Quatro entidades que representam bancos, financeiras e fintechs divulgaram neste sábado (27) uma nota conjunta em defesa da atuação do Banco Central (BC) na liquidação do Banco Master. As associações alertam que uma eventual revisão de decisões técnicas do regulador pode gerar instabilidade regulatória, insegurança jurídica e perda de confiança no sistema financeiro.
O posicionamento ocorre em meio a questionamentos judiciais sobre o processo conduzido pelo BC e às investigações que apuram possíveis irregularidades envolvendo a instituição liquidada.
Entidades pedem preservação da autonomia do regulador
No comunicado, as entidades afirmam que a existência de um regulador técnico e independente é um dos pilares para a manutenção de um sistema financeiro sólido e resiliente. Segundo a nota, o Banco Central tem exercido esse papel por meio de uma supervisão bancária “atenta e independente, de forma exclusivamente técnica, prudente e vigilante”.
O texto destaca que permitir a revisão do mérito técnico das decisões prudenciais por outros órgãos levaria o país a um “terreno sensível de instabilidade regulatória e operacional”, com reflexos negativos para a previsibilidade das decisões e para a segurança jurídica.
Assinam a nota a Associação Brasileira de Bancos (ABBC), a Associação Nacional das Instituições de Crédito (Acrefi), a Federação Brasileira de Bancos (Febraban) e a Zetta, entidade que representa empresas do setor financeiro e de meios de pagamento. Juntas, as associações representam mais de 100 instituições, cerca de 90% do setor financeiro nacional e aproximadamente 98% dos ativos do sistema.
Supervisão preventiva e proteção a depositantes
As associações reconhecem que o Poder Judiciário tem a prerrogativa de analisar os aspectos jurídico-legais da atuação do Banco Central.

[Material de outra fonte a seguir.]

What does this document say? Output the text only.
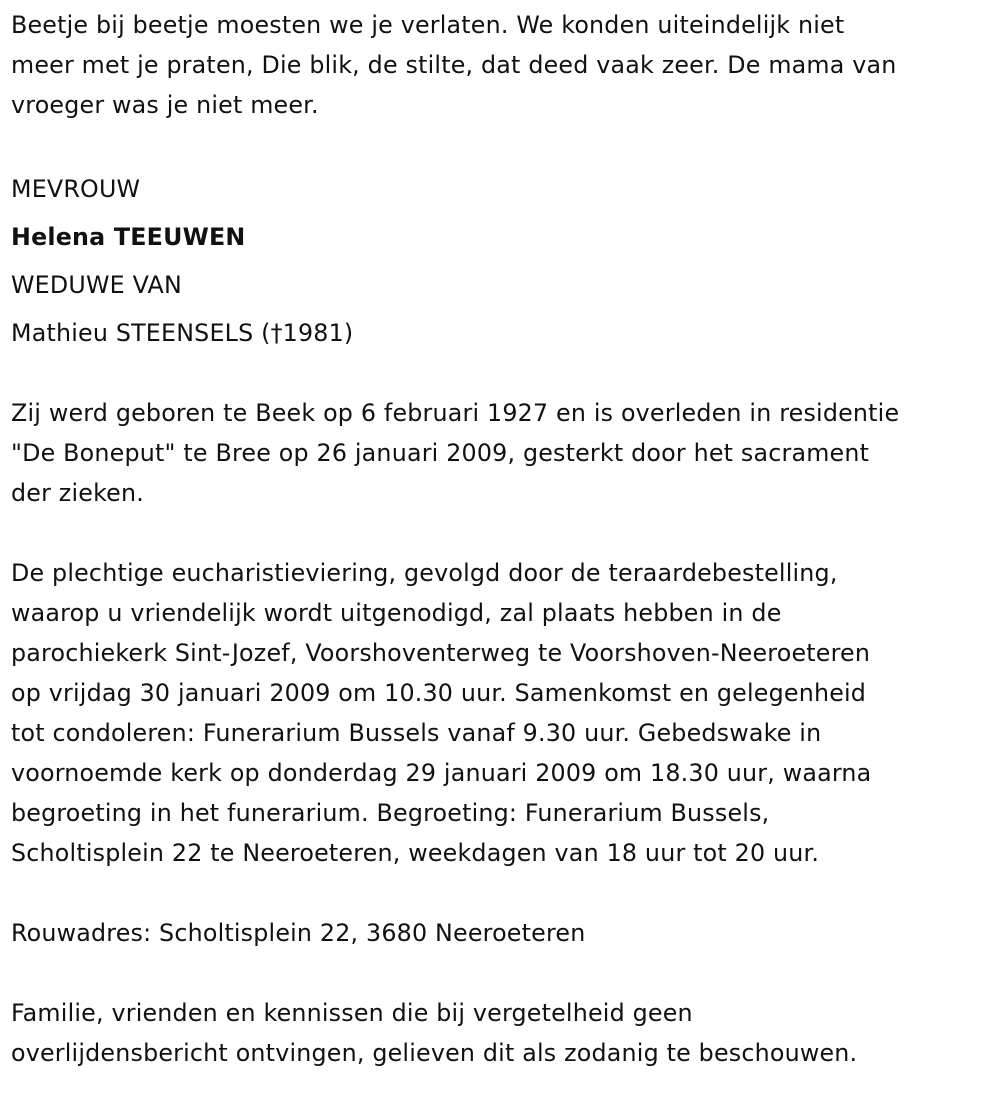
Beetje bij beetje moesten we je verlaten. We konden uiteindelijk niet
meer met je praten, Die blik, de stilte, dat deed vaak zeer. De mama van
vroeger was je niet meer.

MEVROUW
Helena TEEUWEN
WEDUWE VAN
Mathieu STEENSELS (†1981)

Zij werd geboren te Beek op 6 februari 1927 en is overleden in residentie
"De Boneput" te Bree op 26 januari 2009, gesterkt door het sacrament
der zieken.

De plechtige eucharistieviering, gevolgd door de teraardebestelling,
waarop u vriendelijk wordt uitgenodigd, zal plaats hebben in de
parochiekerk Sint-Jozef, Voorshoventerweg te Voorshoven-Neeroeteren
op vrijdag 30 januari 2009 om 10.30 uur. Samenkomst en gelegenheid
tot condoleren: Funerarium Bussels vanaf 9.30 uur. Gebedswake in
voornoemde kerk op donderdag 29 januari 2009 om 18.30 uur, waarna
begroeting in het funerarium. Begroeting: Funerarium Bussels,
Scholtisplein 22 te Neeroeteren, weekdagen van 18 uur tot 20 uur.

Rouwadres: Scholtisplein 22, 3680 Neeroeteren

Familie, vrienden en kennissen die bij vergetelheid geen
overlijdensbericht ontvingen, gelieven dit als zodanig te beschouwen.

No entanto, defendem que o mérito técnico das decisões prudenciais seja preservado.
Segundo o documento, enfraquecer a autoridade do regulador pode gerar impactos negativos para a economia e aumentar os riscos para depositantes e investidores, especialmente pessoas físicas.
A nota ressalta que a supervisão do BC atua de forma preventiva, exigindo que bancos e instituições financeiras mantenham níveis adequados de capital e liquidez, além de políticas de risco compatíveis com seus modelos de negócio. Como exemplo, as entidades citam o baixo número de instituições com problemas de solvência nos últimos anos, inclusive durante a crise financeira global de 2008 e a pandemia de covid-19.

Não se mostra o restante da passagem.